New York Stories

Module code: EN3149

If the 20th century was the century of the city, then no city exercised a stronger grip on the literary imagination than New York. In this module you will explore an exciting variety of stories and novels written in and about New York between the end of the 19th century and the dawn of the 21st.

  • How did writers try to represent the diversity of the urban American melting-pot and how did these representations change over time?

  • How did the literature of New York reflect wider cultural trends?

  • And how did the fictions of the city incorporate the experiences of hitherto marginalised groups like immigrants, women, and African Americans? 

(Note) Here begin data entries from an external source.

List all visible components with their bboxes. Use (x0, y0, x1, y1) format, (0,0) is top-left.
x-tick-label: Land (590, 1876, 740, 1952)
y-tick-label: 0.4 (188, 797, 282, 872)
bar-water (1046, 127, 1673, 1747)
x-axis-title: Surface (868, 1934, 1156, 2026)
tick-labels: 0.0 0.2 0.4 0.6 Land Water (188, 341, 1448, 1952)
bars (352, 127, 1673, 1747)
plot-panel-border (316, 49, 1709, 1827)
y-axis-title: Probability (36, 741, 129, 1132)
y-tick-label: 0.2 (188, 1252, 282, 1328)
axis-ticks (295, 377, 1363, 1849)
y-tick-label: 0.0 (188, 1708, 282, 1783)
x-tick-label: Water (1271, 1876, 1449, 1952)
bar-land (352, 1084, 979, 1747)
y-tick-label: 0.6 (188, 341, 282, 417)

Through the detailed study of key literary texts within their historical and cultural contexts, we will try to answer these questions. We will explore some of the major forms, genres and themes of modern and contemporary fiction, and we will think about the central role that the city - and New York in particular – has played in modern literary culture. Taking a roughly chronological approach, we will also explore the broader history and culture of the city (in art, music and film, for example) as well as the individual texts themselves.

Topics covered

We begin in the Gilded Age with Henry James's novel Washington Square, and then move on to two very different narratives of urban life in the early 20th century, Anzia Yezierska's Bread Givers and John Dos Passos's Manhattan Transfer, which enable us to explore such themes as Eastern European immigration, generational conflict, the experience of women, consumerism, the media, and, of course, the onset of literary modernism.

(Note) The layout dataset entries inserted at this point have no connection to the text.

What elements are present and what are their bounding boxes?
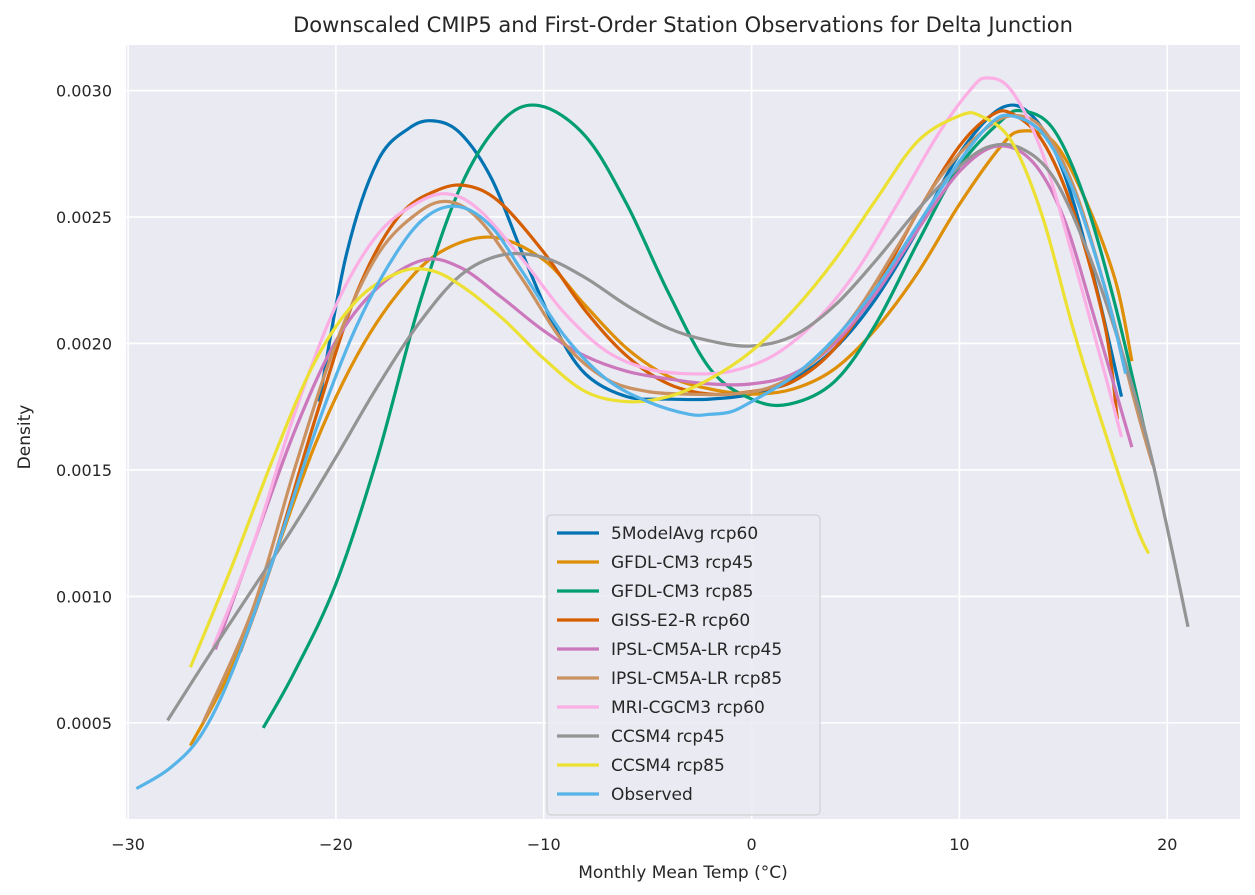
y-tick-label: 0.0015 bbox=[56, 461, 112, 480]
x-tick-label: 0 bbox=[746, 835, 756, 854]
grid bbox=[126, 45, 1240, 819]
x-tick-label: −20 bbox=[319, 835, 353, 854]
series-line-gfdl-cm3-rcp85 bbox=[261, 103, 1151, 729]
series-line-mri-cgcm3-rcp60 bbox=[211, 76, 1124, 648]
x-axis-label: Monthly Mean Temp (°C) bbox=[578, 863, 788, 883]
legend-label-ccsm4-rcp45: CCSM4 rcp45 bbox=[611, 727, 725, 747]
legend-label-observed: Observed bbox=[611, 785, 693, 805]
y-tick-label: 0.0025 bbox=[56, 208, 112, 227]
x-tick-label: −10 bbox=[527, 835, 561, 854]
series-line-5modelavg-rcp60 bbox=[317, 103, 1124, 402]
y-axis-label: Density bbox=[15, 405, 35, 470]
legend-label-ipsl-cm5a-lr-rcp45: IPSL-CM5A-LR rcp45 bbox=[611, 640, 782, 660]
x-tick-label: −30 bbox=[111, 835, 145, 854]
legend-label-giss-e2-r-rcp60: GISS-E2-R rcp60 bbox=[611, 611, 750, 631]
tick-labels: −30 −20 −10 0 10 20 0.0005 0.0010 0.0015 0.0020 0.… bbox=[56, 82, 1177, 854]
y-tick-label: 0.0030 bbox=[56, 82, 112, 101]
legend-label-ccsm4-rcp85: CCSM4 rcp85 bbox=[611, 756, 725, 776]
legend-label-gfdl-cm3-rcp45: GFDL-CM3 rcp45 bbox=[611, 553, 754, 573]
legend-label-gfdl-cm3-rcp85: GFDL-CM3 rcp85 bbox=[611, 582, 754, 602]
series-line-ipsl-cm5a-lr-rcp85 bbox=[201, 114, 1155, 724]
legend: 5ModelAvg rcp60 GFDL-CM3 rcp45 GFDL-CM3 rc… bbox=[546, 514, 821, 816]
legend-box bbox=[546, 514, 821, 816]
series-line-observed bbox=[135, 113, 1128, 790]
series-lines bbox=[135, 76, 1190, 790]
series-line-ccsm4-rcp45 bbox=[166, 142, 1190, 722]
y-tick-label: 0.0005 bbox=[56, 714, 112, 733]
y-tick-label: 0.0010 bbox=[56, 587, 112, 606]
chart-title: Downscaled CMIP5 and First-Order Station… bbox=[293, 13, 1073, 37]
y-tick-label: 0.0020 bbox=[56, 334, 112, 353]
series-line-gfdl-cm3-rcp45 bbox=[188, 129, 1134, 747]
legend-label-ipsl-cm5a-lr-rcp85: IPSL-CM5A-LR rcp85 bbox=[611, 669, 782, 689]
x-tick-label: 10 bbox=[949, 835, 969, 854]
series-line-ccsm4-rcp85 bbox=[188, 111, 1151, 668]
legend-label-mri-cgcm3-rcp60: MRI-CGCM3 rcp60 bbox=[611, 698, 765, 718]
legend-label-5modelavg-rcp60: 5ModelAvg rcp60 bbox=[611, 524, 758, 544]
x-tick-label: 20 bbox=[1157, 835, 1177, 854]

We will then explore the Harlem Renaissance, looking at the very different fictional perspectives of Carl Van Vechten's Nigger Heaven and Nella Larsen's Passing and concentrating on issues of race and gender in the fiction of the Jazz Age.

After taking in post-war Jewish New York in Isaac Bashevis Singer's Shadows on the Hudson and the Irish-American experience in JP Donleavy's A Fairytale of New York. we will then move into very different territory in Hubert Selby's enormously controversial Last Exit to Brooklyn, with its themes of drug use, street crime, rape and homosexuality.

Moving into the contemporary period, we will look at Paul Auster's postmodern urban mysteries in The New York Trilogy and Bret Easton Ellis's savage satire on Wall Street consumerism American Psycho. Finally, we will end with the trauma of September 11, 2001, and with the diverse perspectives in various short stories in Ulrich Baer's collection and in Don DeLillo's novel Falling Man.